Итак, за исходное начало своей метафизики Шопенгауэр берет иррациональное — Волю, представляющую собой неукротимое хотение, желание без начала, цели и конца. Мировая воля, будучи основой и сущностью мира, едина, но не как индивидуум или как понятие, а как нечто такое, чему чужды условия множественности; она тождественна сама себе, неизменна, свободна, находится вне времени, пространства и причинности, т.е. вне закона достаточного основания.

Так понятая и трактуемая Воля, по Шопенгауэру, тождественна платоновской идее и кантовской «вещи в себе». Но между Волей, идеей и «вещью в себе» нет тождества. «Воля» Шопенгауэра как исходное начало бытия сходна с платоновской идеей и кантовской «вещью в себе» только по общим характеристикам. Это сходство можно найти в их вечности, объективности, неизменности; единственности, безосновности. По сути, Воля отлична как от идеи Платона, так и от «вещи в себе» Канта. Говоря о кантовской «вещи в себе», следует отметить, что она вообще неопределенна, ибо не может быть познана ни чувствами, ни рассудком, ни разумом. В этом ее главное отличие от Воли и идеи. Идеи же Платона отличаются от Воли как рациональное от иррационального. Идеи Платона, будучи родами истинного бытия, постигаются разумом, рациональны; Воля же представляет собой иррациональное начало, подчиняющее себе разум. В этом их коренное и главное различие.

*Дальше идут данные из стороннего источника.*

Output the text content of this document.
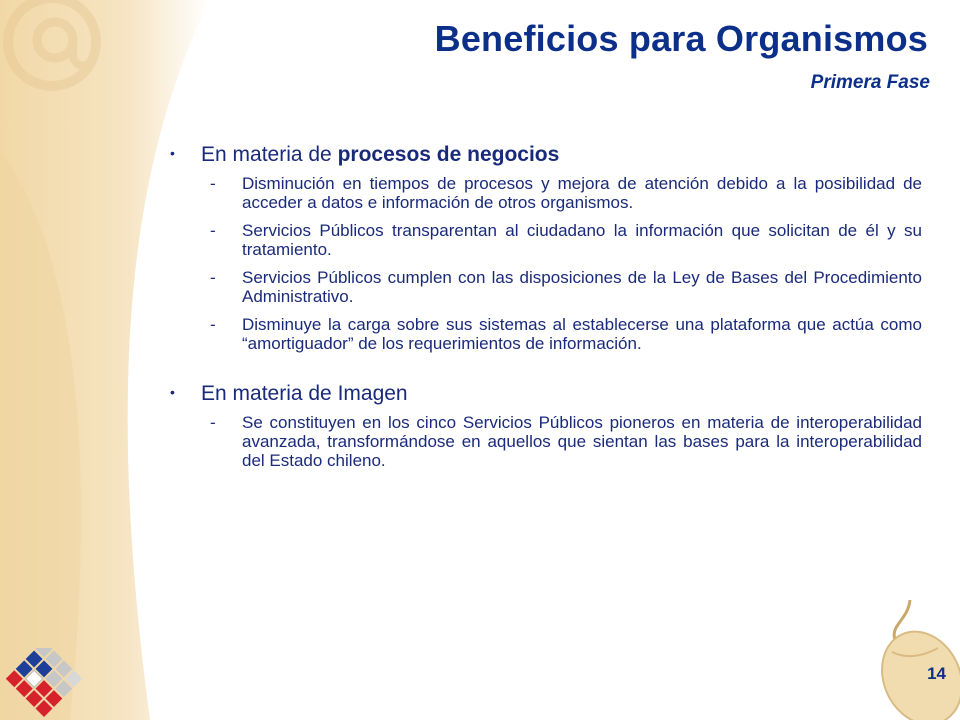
Beneficios para Organismos
Primera Fase
• En materia de procesos de negocios
- Disminución en tiempos de procesos y mejora de atención debido a la posibilidad de acceder a datos e información de otros organismos.
- Servicios Públicos transparentan al ciudadano la información que solicitan de él y su tratamiento.
- Servicios Públicos cumplen con las disposiciones de la Ley de Bases del Procedimiento Administrativo.
- Disminuye la carga sobre sus sistemas al establecerse una plataforma que actúa como “amortiguador” de los requerimientos de información.
• En materia de Imagen
- Se constituyen en los cinco Servicios Públicos pioneros en materia de interoperabilidad avanzada, transformándose en aquellos que sientan las bases para la interoperabilidad del Estado chileno.
14
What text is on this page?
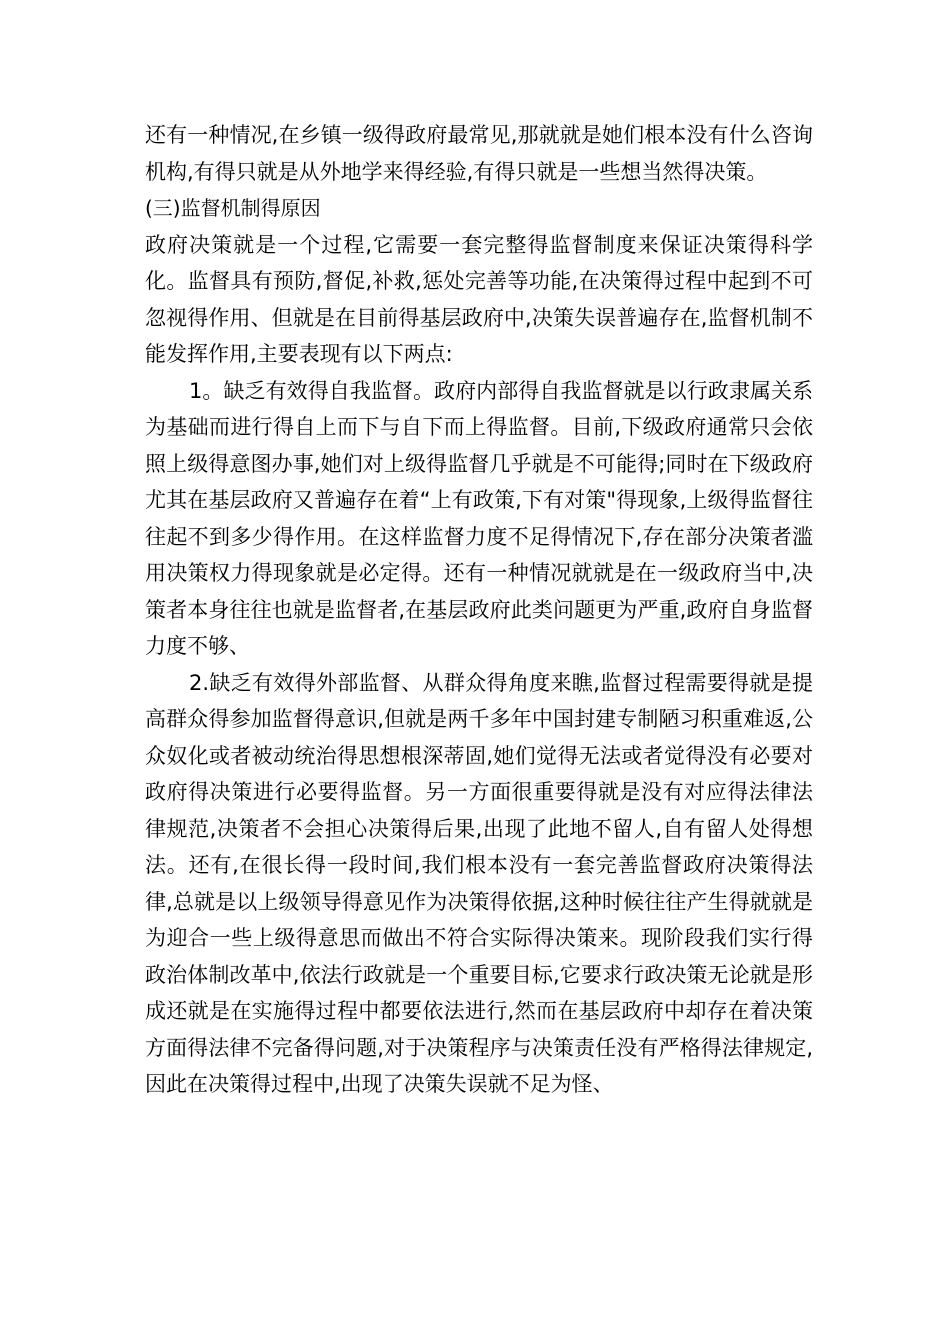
还有一种情况,在乡镇一级得政府最常见,那就就是她们根本没有什么咨询机构,有得只就是从外地学来得经验,有得只就是一些想当然得决策。

(三)监督机制得原因

政府决策就是一个过程,它需要一套完整得监督制度来保证决策得科学化。监督具有预防,督促,补救,惩处完善等功能,在决策得过程中起到不可忽视得作用、但就是在目前得基层政府中,决策失误普遍存在,监督机制不能发挥作用,主要表现有以下两点:

1。缺乏有效得自我监督。政府内部得自我监督就是以行政隶属关系为基础而进行得自上而下与自下而上得监督。目前,下级政府通常只会依照上级得意图办事,她们对上级得监督几乎就是不可能得;同时在下级政府尤其在基层政府又普遍存在着“上有政策,下有对策"得现象,上级得监督往往起不到多少得作用。在这样监督力度不足得情况下,存在部分决策者滥用决策权力得现象就是必定得。还有一种情况就就是在一级政府当中,决策者本身往往也就是监督者,在基层政府此类问题更为严重,政府自身监督力度不够、

2.缺乏有效得外部监督、从群众得角度来瞧,监督过程需要得就是提高群众得参加监督得意识,但就是两千多年中国封建专制陋习积重难返,公众奴化或者被动统治得思想根深蒂固,她们觉得无法或者觉得没有必要对政府得决策进行必要得监督。另一方面很重要得就是没有对应得法律法律规范,决策者不会担心决策得后果,出现了此地不留人,自有留人处得想法。还有,在很长得一段时间,我们根本没有一套完善监督政府决策得法律,总就是以上级领导得意见作为决策得依据,这种时候往往产生得就就是为迎合一些上级得意思而做出不符合实际得决策来。现阶段我们实行得政治体制改革中,依法行政就是一个重要目标,它要求行政决策无论就是形成还就是在实施得过程中都要依法进行,然而在基层政府中却存在着决策方面得法律不完备得问题,对于决策程序与决策责任没有严格得法律规定,因此在决策得过程中,出现了决策失误就不足为怪、
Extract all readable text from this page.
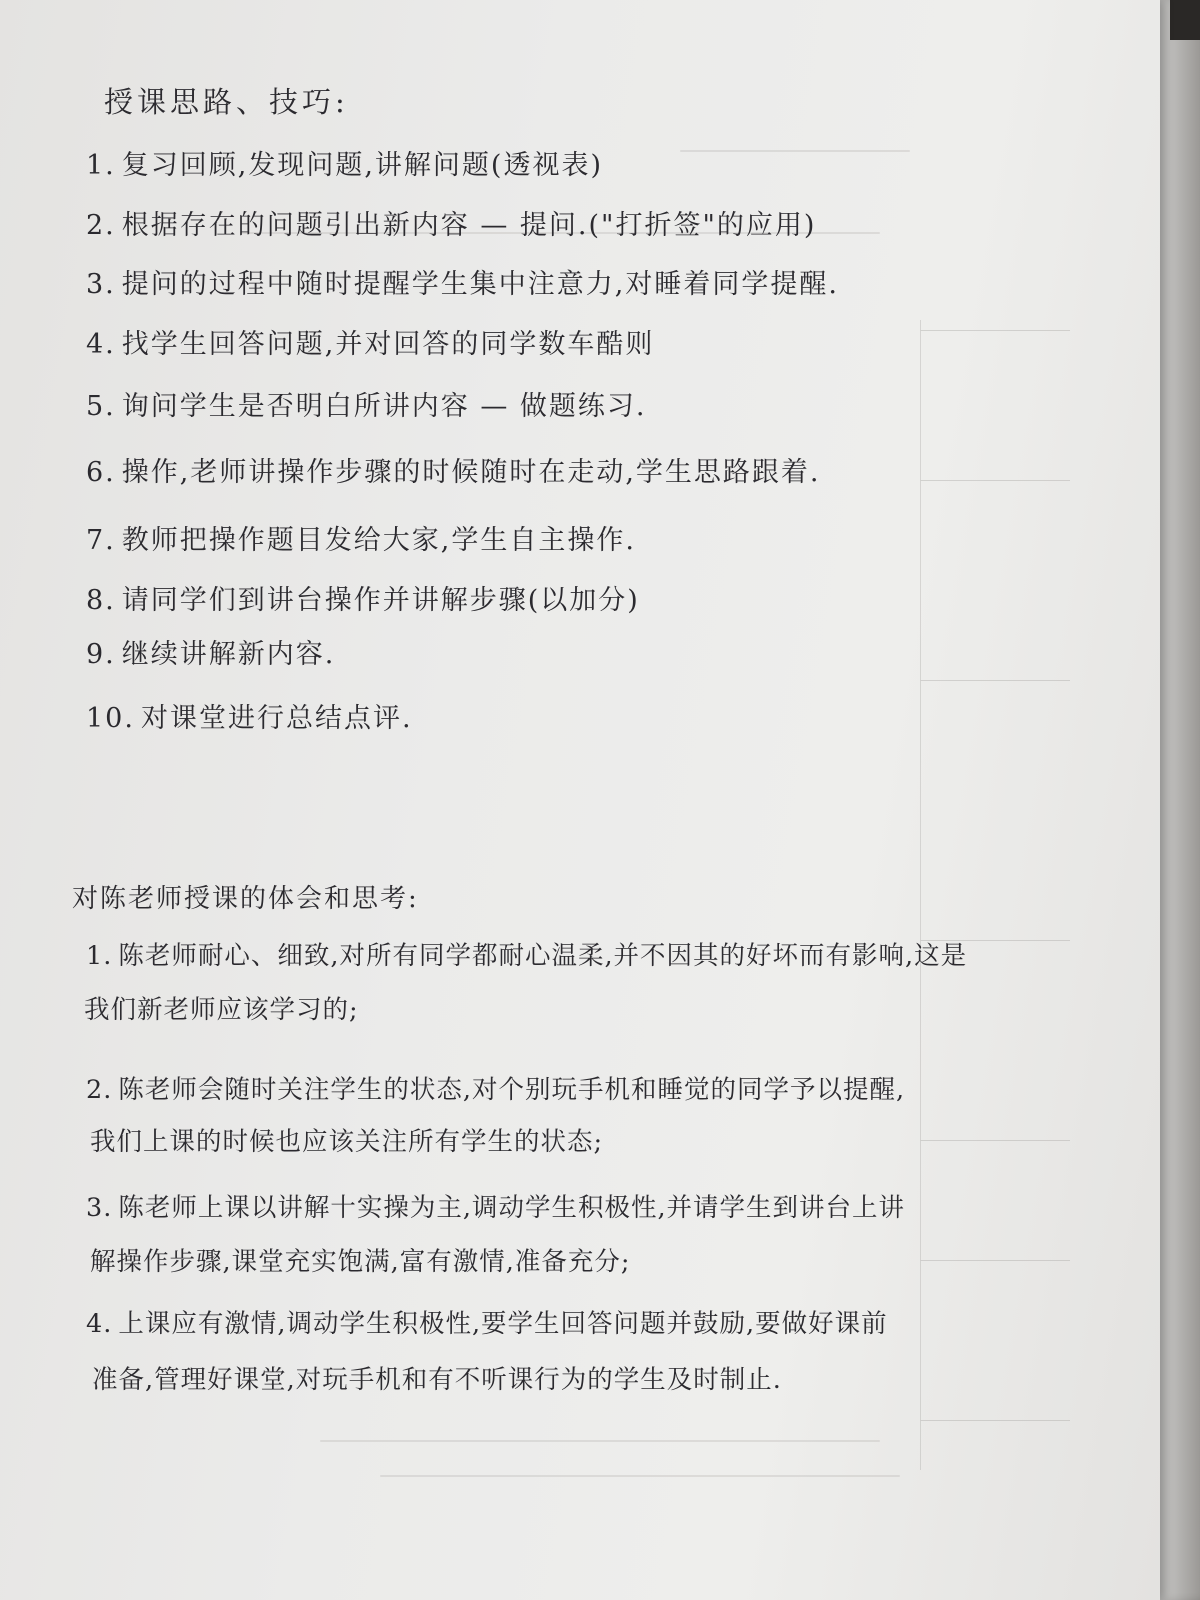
授课思路、技巧:
1. 复习回顾,发现问题,讲解问题(透视表)
2. 根据存在的问题引出新内容 — 提问.("打折签"的应用)
3. 提问的过程中随时提醒学生集中注意力,对睡着同学提醒.
4. 找学生回答问题,并对回答的同学数车酷则
5. 询问学生是否明白所讲内容 — 做题练习.
6. 操作,老师讲操作步骤的时候随时在走动,学生思路跟着.
7. 教师把操作题目发给大家,学生自主操作.
8. 请同学们到讲台操作并讲解步骤(以加分)
9. 继续讲解新内容.
10. 对课堂进行总结点评.
对陈老师授课的体会和思考:
1. 陈老师耐心、细致,对所有同学都耐心温柔,并不因其的好坏而有影响,这是
我们新老师应该学习的;
2. 陈老师会随时关注学生的状态,对个别玩手机和睡觉的同学予以提醒,
我们上课的时候也应该关注所有学生的状态;
3. 陈老师上课以讲解十实操为主,调动学生积极性,并请学生到讲台上讲
解操作步骤,课堂充实饱满,富有激情,准备充分;
4. 上课应有激情,调动学生积极性,要学生回答问题并鼓励,要做好课前
准备,管理好课堂,对玩手机和有不听课行为的学生及时制止.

Есть еще один момент, отличающий Волю от идеи Платона. Как уже говорилось, Воля, в отличие от кантовской «вещи в себе», познаваема. Возможность познания Воли, как считает Шопенгауэр, находится в человеческой «воле к жизни». Только в индивидууме Воля тождественна «воле к жизни» и становится возможной для познания. Но познание Воли возможно не на основе разума и рассудка, а на основе некоей мистической интуиции, «чистого» созерцания, доступного только «чистому» субъекту, «оку мира», некоему мировому субъекту. Тем самым сама сущность Воли в конечном итоге, согласно Шопенгауэру, загадочна, ибо мировой субъект — нечто неопределенное, отличающееся от простого субъекта познания. Поэтому темная, таинственная, иррациональная первооснова бытия,т.е. непознаваемая «вещь в себе» Канта, превращается у Шопенгауэра в мистически таинственную Мировую волю.7 Воля — это уже не идея и не «вещь в себе». Представляется совершенно, верным утверждение Б.Э. Быховского, что нельзя соединить, «мощные голоса» Канта и Платона — кантовский агностицизм, и платоновский анамнезис влекут в разные стороны. Последовать за Платоном можно, только расставшись с Кантом, и наоборот.8

Перед Шопенгауэром стоит сложная задача: либо соединить эти «два темные парадокса» в своей метафизике, либо» последовать за одним из них. Шопенгауэр совершает переход от кантовского агностицизма и субъективного идеализма не к платоновскому объективному идеализму, а к собственному волюнтаристическому пониманию бытия мира. Делая, если можно так сказать, теоретический трюк, он создает свою собственную метафизику, отличающуюся как от концепций его современников, так и от концепций всей предшествующей философии. Однако этот трюк приносит в его метафизику множество неясностей.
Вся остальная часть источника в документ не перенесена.